Rodriguez takes family approach to building racquetball team
July 20, 2020 | Lynchburg, Va.
In this interview with Club Sports Director of Video & Media Patrick Strawn, Liberty University racquetball Head Coach Danny Rodriguez looks back on the Flames' 2019-20 season and ahead to this fall semester, when he and his coaching staff will recruit prospective players of all abilities and train them to compete in the Mid-Atlantic Collegiate Racquetball Conference (MACRC).
Liberty completed the spring season ranked third out of 16 teams in the MACRC, based on its regular-season tournament schedule that ended in late February.
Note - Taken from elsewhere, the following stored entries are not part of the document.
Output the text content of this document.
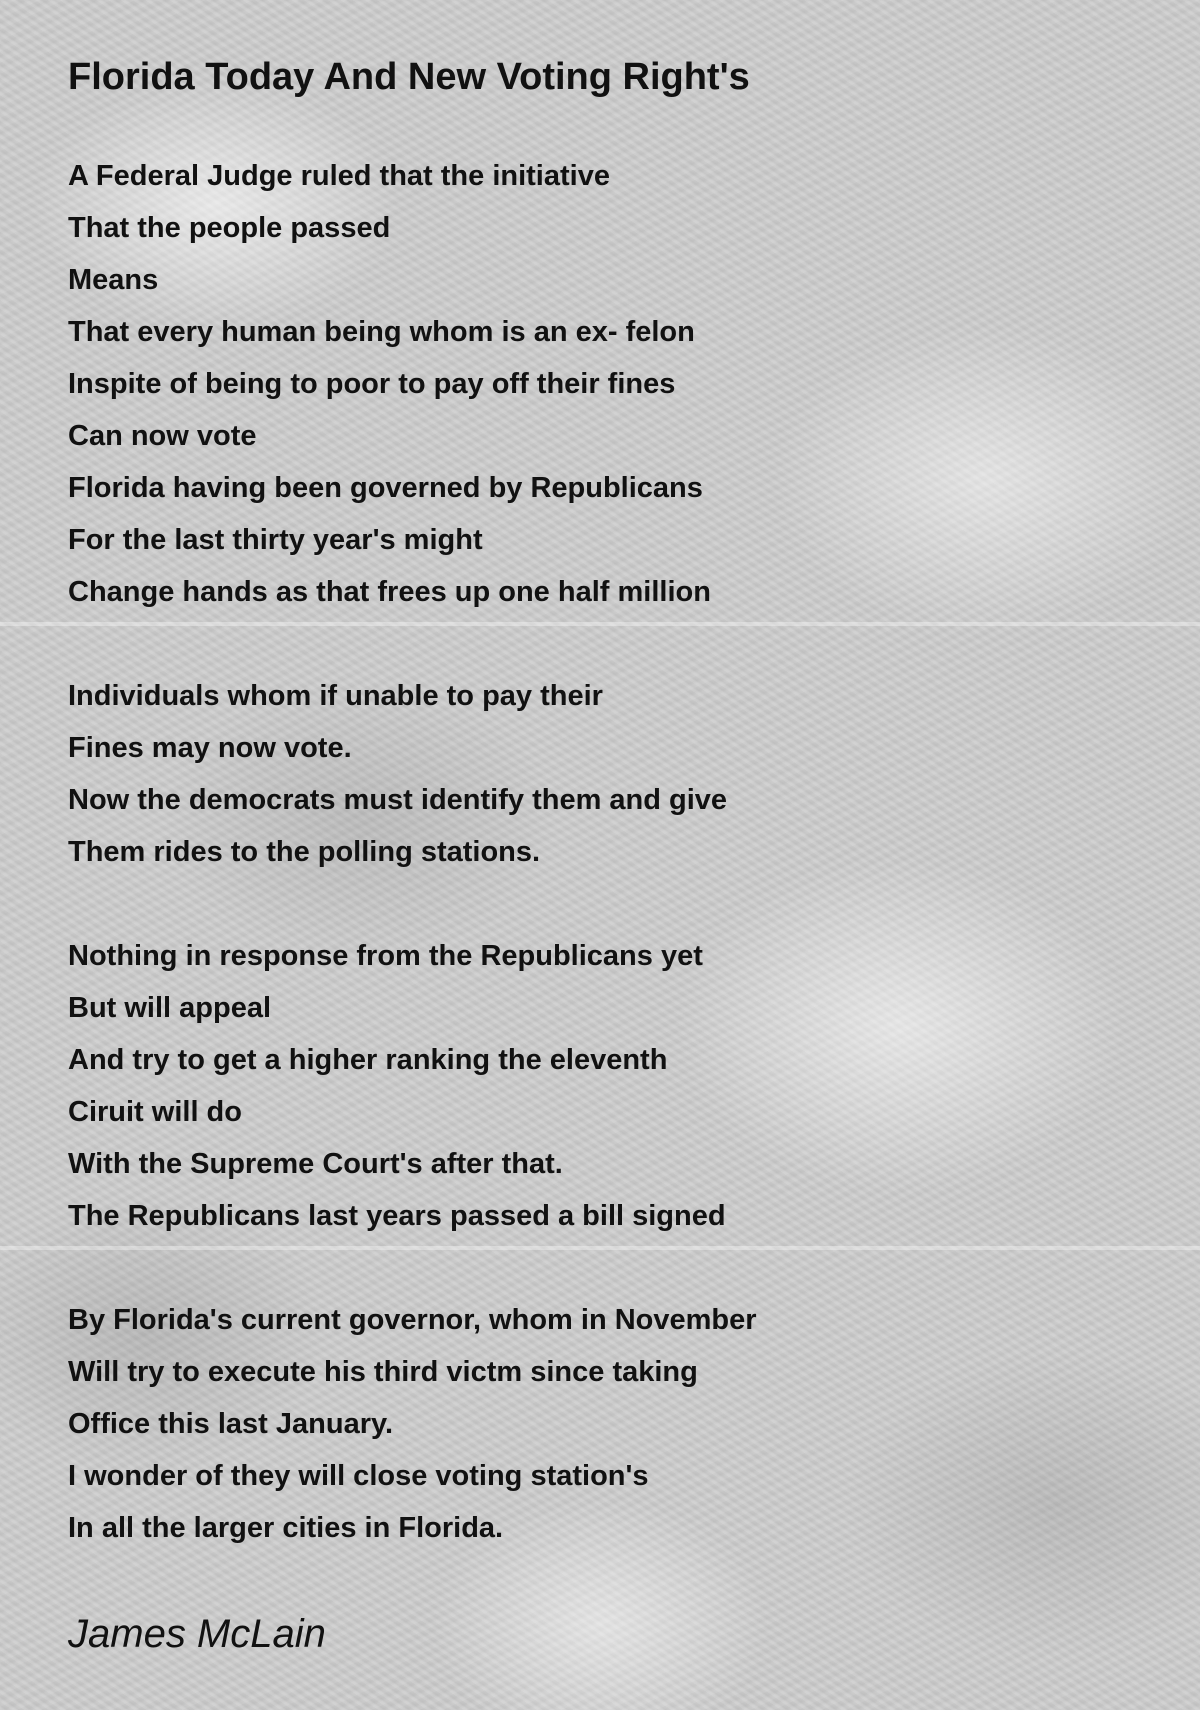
Florida Today And New Voting Right's
A Federal Judge ruled that the initiative
That the people passed
Means
That every human being whom is an ex- felon
Inspite of being to poor to pay off their fines
Can now vote
Florida having been governed by Republicans
For the last thirty year's might
Change hands as that frees up one half million
Individuals whom if unable to pay their
Fines may now vote.
Now the democrats must identify them and give
Them rides to the polling stations.
Nothing in response from the Republicans yet
But will appeal
And try to get a higher ranking the eleventh
Ciruit will do
With the Supreme Court's after that.
The Republicans last years passed a bill signed
By Florida's current governor, whom in November
Will try to execute his third victm since taking
Office this last January.
I wonder of they will close voting station's
In all the larger cities in Florida.
James McLain
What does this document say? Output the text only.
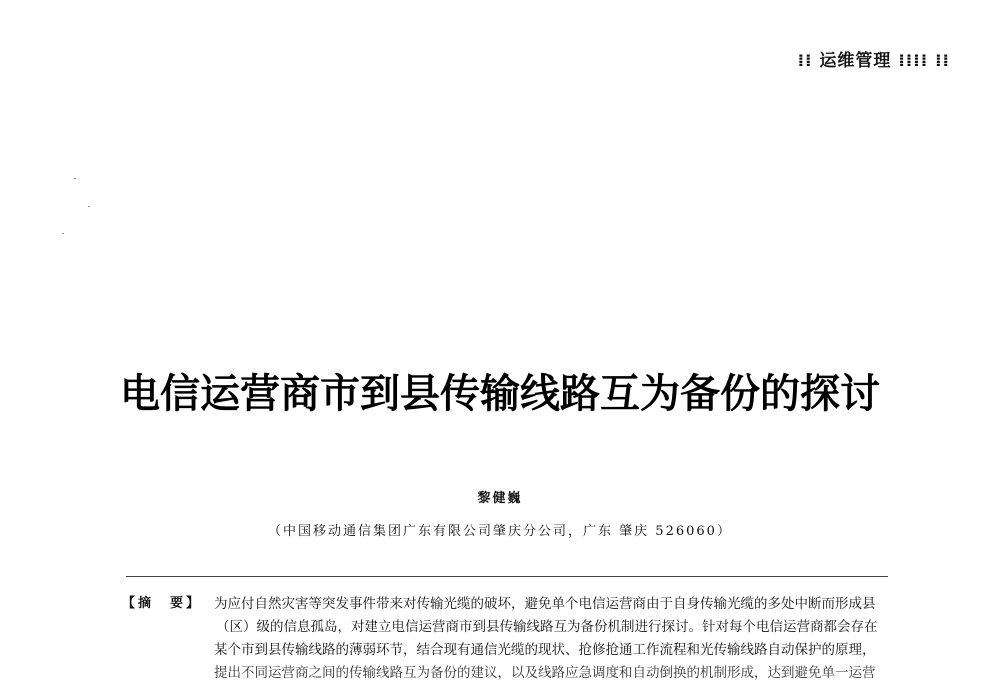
⁞⁞ 运维管理 ⁞⁞⁞⁞ ⁞⁞
电信运营商市到县传输线路互为备份的探讨
黎健巍
（中国移动通信集团广东有限公司肇庆分公司，广东 肇庆 526060）
【摘　要】 为应付自然灾害等突发事件带来对传输光缆的破坏，避免单个电信运营商由于自身传输光缆的多处中断而形成县
（区）级的信息孤岛，对建立电信运营商市到县传输线路互为备份机制进行探讨。针对每个电信运营商都会存在
某个市到县传输线路的薄弱环节，结合现有通信光缆的现状、抢修抢通工作流程和光传输线路自动保护的原理，
提出不同运营商之间的传输线路互为备份的建议，以及线路应急调度和自动倒换的机制形成，达到避免单一运营
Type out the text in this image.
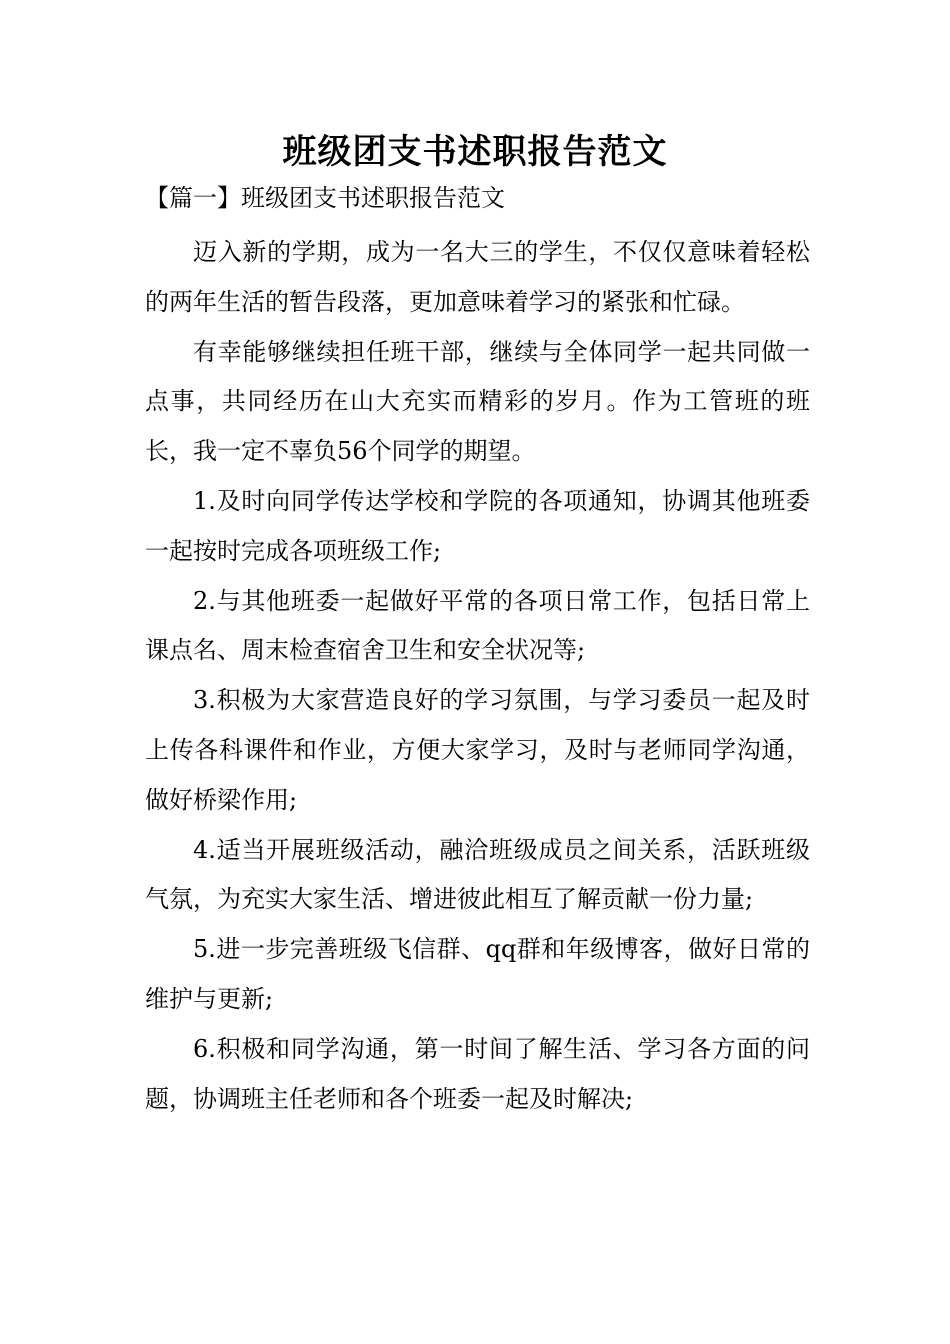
班级团支书述职报告范文
【篇一】班级团支书述职报告范文

迈入新的学期，成为一名大三的学生，不仅仅意味着轻松的两年生活的暂告段落，更加意味着学习的紧张和忙碌。

有幸能够继续担任班干部，继续与全体同学一起共同做一点事，共同经历在山大充实而精彩的岁月。作为工管班的班长，我一定不辜负56个同学的期望。

1.及时向同学传达学校和学院的各项通知，协调其他班委一起按时完成各项班级工作;

2.与其他班委一起做好平常的各项日常工作，包括日常上课点名、周末检查宿舍卫生和安全状况等;

3.积极为大家营造良好的学习氛围，与学习委员一起及时上传各科课件和作业，方便大家学习，及时与老师同学沟通，做好桥梁作用;

4.适当开展班级活动，融洽班级成员之间关系，活跃班级气氛，为充实大家生活、增进彼此相互了解贡献一份力量;

5.进一步完善班级飞信群、qq群和年级博客，做好日常的维护与更新;

6.积极和同学沟通，第一时间了解生活、学习各方面的问题，协调班主任老师和各个班委一起及时解决;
The Flames and Lady Flames planned to send a group to the March 25-28 USA Racquetball Collegiate National Championships in Baton Rouge, La., but that tournament was canceled by COVID-19.
"We had a very young team, and they did pretty well for being young," Rodriguez said. "A lot of those players are coming back. We had mostly women graduate, so we only have three women coming back out of a team of eight and will be looking for a lot of women to join and help us out (this fall)."
He relies on his players to be his best recruiters, and tries to foster an atmosphere that emphasizes relationships over competitive talent on the court.
"This team has developed a family environment," Rodriguez said. "They take everybody under their wing and … If someone sees someone struggling with a stroke, someone's always willing to jump in there and help them with that stroke. We don't push competition. We push enjoyment of the game. We always tell them, ‘If you're having fun, that's all we care about. Competition comes later. You're going to get better as you go along, and you'll see the improvement.'"
He and Assistant Coach Shawn Furman focus on instilling fundamental skills of the game first before introducing tactical approaches to winning points.
"We teach them all of the basic strokes, how to hit a down-the-line shot, how to hit a backhand or forehand, how to hold your racquet properly with a forehand or a backhand grip, how to keep your eye on the ball," Rodriguez said. "Once they learn those basics, they can develop their own game."
He believes enjoyment of the sport leads to successful strategies through persistent practice.
"As long as the students are staying active and excited about playing the game, I don't see us having a problem," Rodriguez said. "We always find the right students that are committed to playing racquetball and they enjoy the sport."